Malaga from a different perspective

My well-deserved weekend was spent half on the beach and half on the town exploring some of Malaga's main sights. I started my Sunday by having my very favourite breakfast at the terrace of El Pimpi, one of Malaga's most famous and most traditional restaurants. This breakfast consists of toast with tomato paste and olive oil, a café con leche and a glass of natural orange juice. I have to say that I've had better versions of the tostada con tomate elsewhere, but breakfast is probably not what El Pimpi specializes in. The coffee, however, was good and the location left little to be desired.










El Pimpi's terrace is located just opposite to the oldest historical monument in Malaga, the Roman Theater, built in the 1st century AD and discovered in 1951. For many years, the theater was half-buried under the Casa de Cultura (Cultural Center). In 1995, a decision was made to abolish the Casa de Cultura, and after the excavation works and many years of restoration, the theater was reopened for public in 2011. It is definitely worth the visit for anybody interested in history, and especially beautiful at night time when it's lit.

Right above Roman Theater lies what is perhaps Malaga's most emblematic monument, the Alcazaba palatial fortress that dates back from the city's muslim period. Though not as grand nor a well-known as the Alhambra of Granada, the Alcazaba is said to be the best preserved Moorish fortress palace in Spain.






I had already visited the Roman Theater and the Alcazaba a few weeks back, so it was time for me to head higher and visit another important landmark of Malaga, the Castillo de Gibralfaro (Gibralfaro Castle), originally built to house troops and protect the Alcazaba. After the reconquest of the city, Ferdinand the Catholic made Gibralfaro his temporary residence.

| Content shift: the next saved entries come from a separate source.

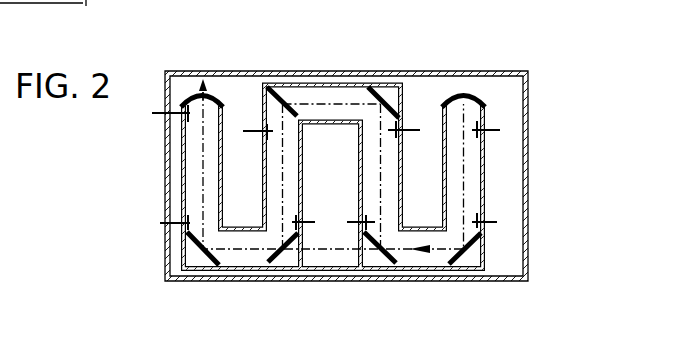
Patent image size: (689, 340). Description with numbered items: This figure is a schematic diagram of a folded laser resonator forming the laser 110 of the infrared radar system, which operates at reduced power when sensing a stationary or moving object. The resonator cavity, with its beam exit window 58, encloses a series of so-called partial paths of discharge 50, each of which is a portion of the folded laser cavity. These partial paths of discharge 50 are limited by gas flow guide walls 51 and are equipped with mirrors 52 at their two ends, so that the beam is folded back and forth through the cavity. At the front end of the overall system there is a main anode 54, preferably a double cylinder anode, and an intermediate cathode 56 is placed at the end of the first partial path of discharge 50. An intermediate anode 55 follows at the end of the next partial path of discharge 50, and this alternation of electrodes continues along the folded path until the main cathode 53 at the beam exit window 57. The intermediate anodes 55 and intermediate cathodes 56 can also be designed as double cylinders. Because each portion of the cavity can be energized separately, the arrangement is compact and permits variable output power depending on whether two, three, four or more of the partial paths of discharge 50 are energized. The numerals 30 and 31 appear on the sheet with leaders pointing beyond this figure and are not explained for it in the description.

The laser 110 is at (163, 252).
The partial path of discharge 50 is at (193, 187).
The gas flow guide wall 51 is at (181, 157).
The mirror 52 is at (190, 98).
The main cathode 53 is at (160, 114).
The main anode 54 is at (500, 128).
The intermediate anode 55 is at (168, 225).
The intermediate cathode 56 is at (497, 222).
The beam exit window 57 is at (208, 95).
The beam exit window 58 is at (203, 88).
The housing 30 is at (394, 0).
The wall 31 is at (314, 0).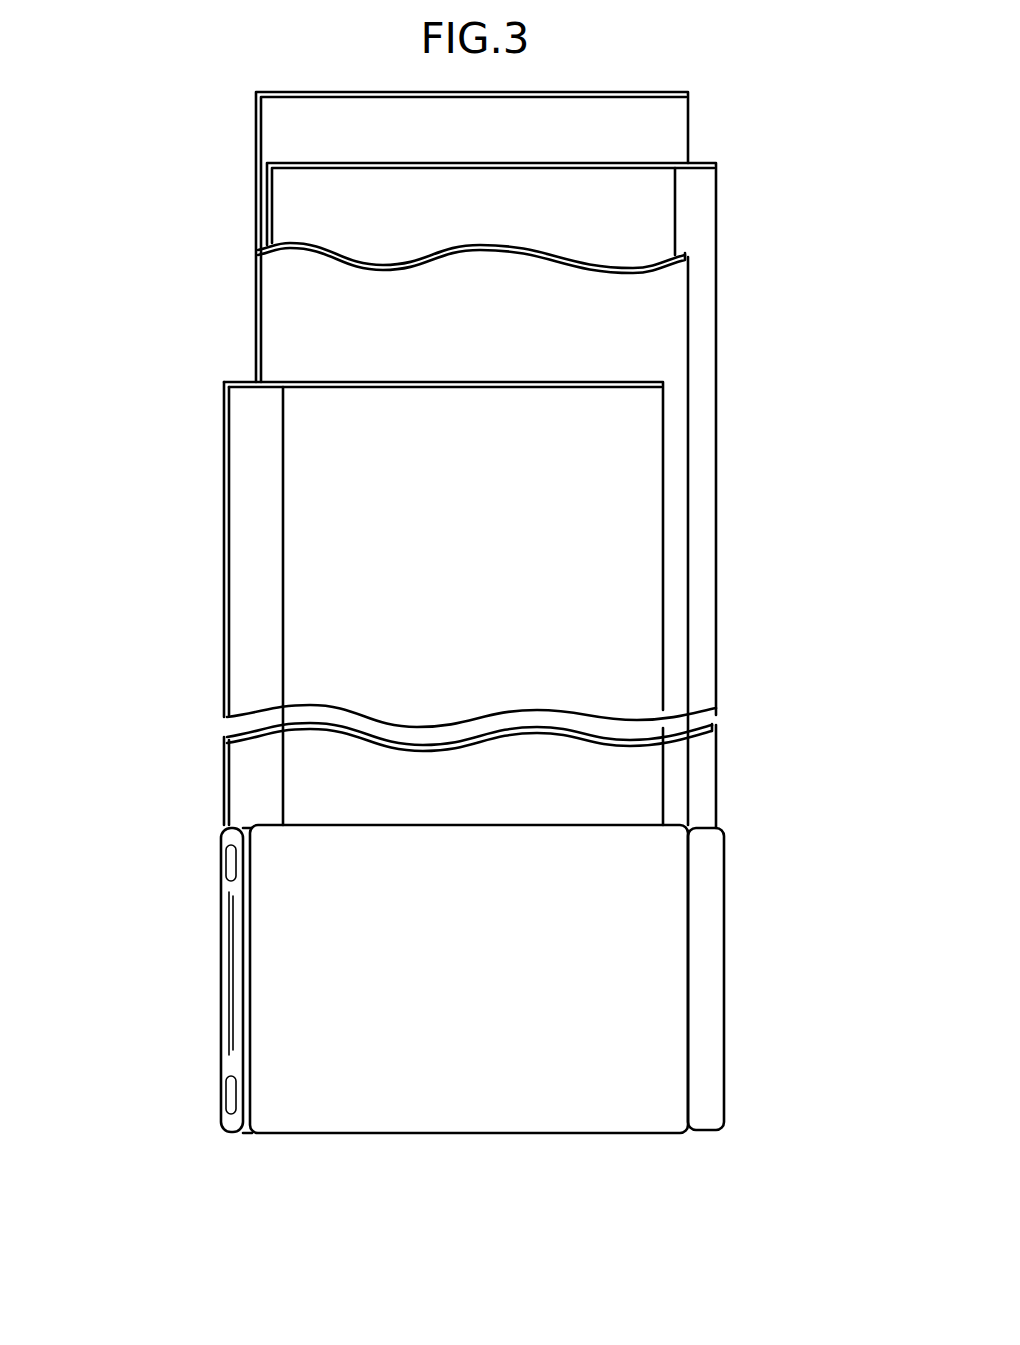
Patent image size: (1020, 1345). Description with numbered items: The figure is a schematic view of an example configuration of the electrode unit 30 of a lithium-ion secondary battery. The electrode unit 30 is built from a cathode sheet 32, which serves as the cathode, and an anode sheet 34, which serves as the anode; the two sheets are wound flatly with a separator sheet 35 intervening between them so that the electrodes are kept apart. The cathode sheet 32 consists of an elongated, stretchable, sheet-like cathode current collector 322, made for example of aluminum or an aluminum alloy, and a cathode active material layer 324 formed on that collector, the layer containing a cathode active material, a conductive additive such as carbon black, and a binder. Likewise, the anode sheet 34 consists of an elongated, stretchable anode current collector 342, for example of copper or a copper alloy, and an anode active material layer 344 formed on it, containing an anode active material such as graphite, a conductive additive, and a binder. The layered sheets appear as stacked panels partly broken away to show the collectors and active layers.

The electrode unit 30 is at (476, 1166).
The cathode sheet 32 is at (371, 603).
The cathode current collector 322 is at (245, 533).
The cathode active material layer 324 is at (312, 458).
The anode sheet 34 is at (592, 495).
The anode current collector 342 is at (862, 162).
The anode active material layer 344 is at (634, 190).
The separator sheet 35 is at (634, 115).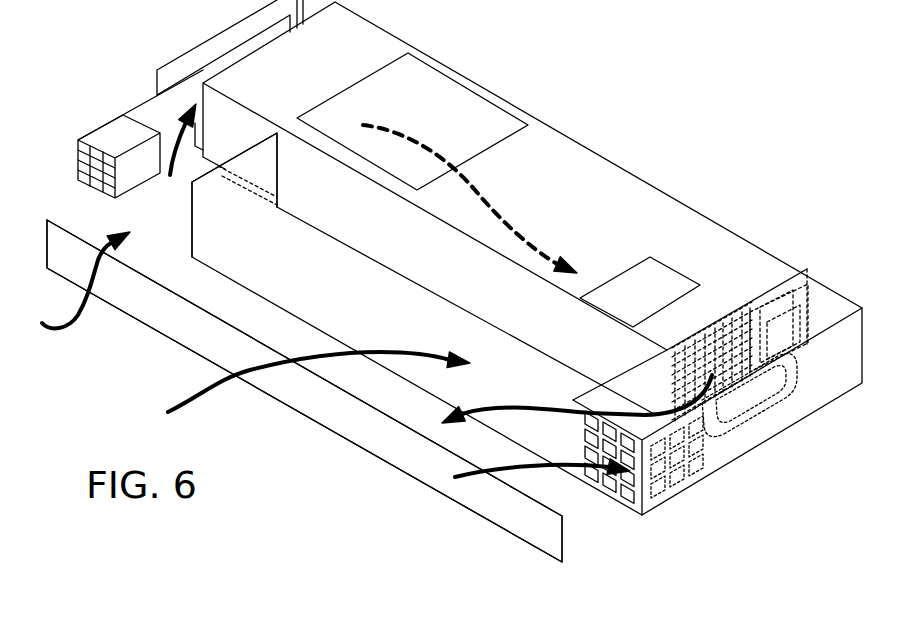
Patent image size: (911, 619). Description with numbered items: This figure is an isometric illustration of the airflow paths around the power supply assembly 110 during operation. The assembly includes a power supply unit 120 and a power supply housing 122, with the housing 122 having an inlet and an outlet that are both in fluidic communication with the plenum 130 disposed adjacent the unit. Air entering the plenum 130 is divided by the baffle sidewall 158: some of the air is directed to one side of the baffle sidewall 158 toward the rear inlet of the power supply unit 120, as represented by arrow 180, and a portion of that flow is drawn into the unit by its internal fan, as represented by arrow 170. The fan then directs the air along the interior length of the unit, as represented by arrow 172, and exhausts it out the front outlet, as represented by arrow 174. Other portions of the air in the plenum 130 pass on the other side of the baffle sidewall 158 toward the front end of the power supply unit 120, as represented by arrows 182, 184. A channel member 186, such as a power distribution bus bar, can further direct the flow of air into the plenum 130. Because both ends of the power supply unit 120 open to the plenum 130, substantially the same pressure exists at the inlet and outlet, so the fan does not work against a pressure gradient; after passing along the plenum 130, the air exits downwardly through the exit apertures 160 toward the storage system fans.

The power supply assembly 110 is at (724, 107).
The power supply unit 120 is at (650, 208).
The power supply housing 122 is at (824, 305).
The plenum 130 is at (64, 191).
The baffle sidewall 158 is at (222, 220).
The exit apertures 160 is at (635, 520).
The airflow into PSU inlet 170 is at (170, 130).
The airflow along PSU interior 172 is at (493, 212).
The airflow exhausted from PSU outlet 174 is at (520, 405).
The airflow toward PSU inlet side of baffle 180 is at (78, 328).
The airflow on other side of baffle 182 is at (208, 398).
The airflow toward PSU front end 184 is at (540, 468).
The channel member 186 is at (492, 500).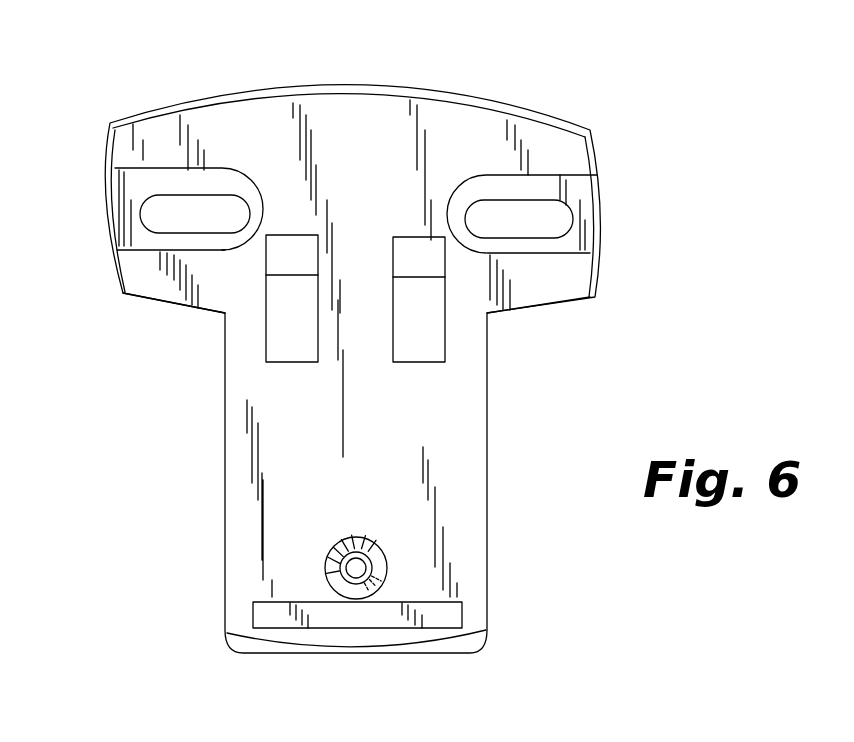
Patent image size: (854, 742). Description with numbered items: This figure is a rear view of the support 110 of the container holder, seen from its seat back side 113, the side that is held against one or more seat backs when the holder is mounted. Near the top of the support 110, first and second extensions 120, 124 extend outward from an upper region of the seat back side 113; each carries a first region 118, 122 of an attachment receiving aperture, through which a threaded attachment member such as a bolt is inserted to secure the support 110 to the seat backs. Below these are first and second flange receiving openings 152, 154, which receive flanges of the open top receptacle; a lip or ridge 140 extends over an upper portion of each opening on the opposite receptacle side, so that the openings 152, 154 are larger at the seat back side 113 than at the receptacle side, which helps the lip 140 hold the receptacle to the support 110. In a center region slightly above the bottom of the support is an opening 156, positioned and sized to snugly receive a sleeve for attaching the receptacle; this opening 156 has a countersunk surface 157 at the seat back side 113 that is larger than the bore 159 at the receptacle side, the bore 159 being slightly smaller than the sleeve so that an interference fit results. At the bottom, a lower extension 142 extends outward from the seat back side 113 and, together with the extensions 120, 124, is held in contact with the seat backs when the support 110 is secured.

The support 110 is at (211, 90).
The seat back side 113 is at (453, 115).
The first region 118 is at (532, 198).
The first extension 120 is at (560, 256).
The first region 122 is at (150, 196).
The second extension 124 is at (148, 252).
The lip or ridge 140 is at (355, 290).
The lower extension 142 is at (450, 625).
The first flange receiving opening 152 is at (400, 363).
The second flange receiving opening 154 is at (273, 363).
The opening or aperture 156 is at (341, 541).
The countersunk surface 157 is at (328, 570).
The bore 159 is at (373, 550).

Nowadays, most tourists visit the castle because of the spectacular views of city it offers. If you don't enjoy walking, you can take a bus from the city center. But if you don't mind the exercise, a well-paved way up to the castle leaves from very near the Alcazaba entrance. The walk takes somewhere around 20 to 30 minutes, depending on how many times you want to stop to enjoy the scenery.  The climb is pretty steep, but the views are forth it. Once you reach the top, you can walk around the whole perimeter of the fortress and enjoy Malaga from a different perspective. The entrance fee is only 2,20€ - or if you are lucky like me and happen to visit the castle on a Sunday after 2 pm, you don't need to pay anything.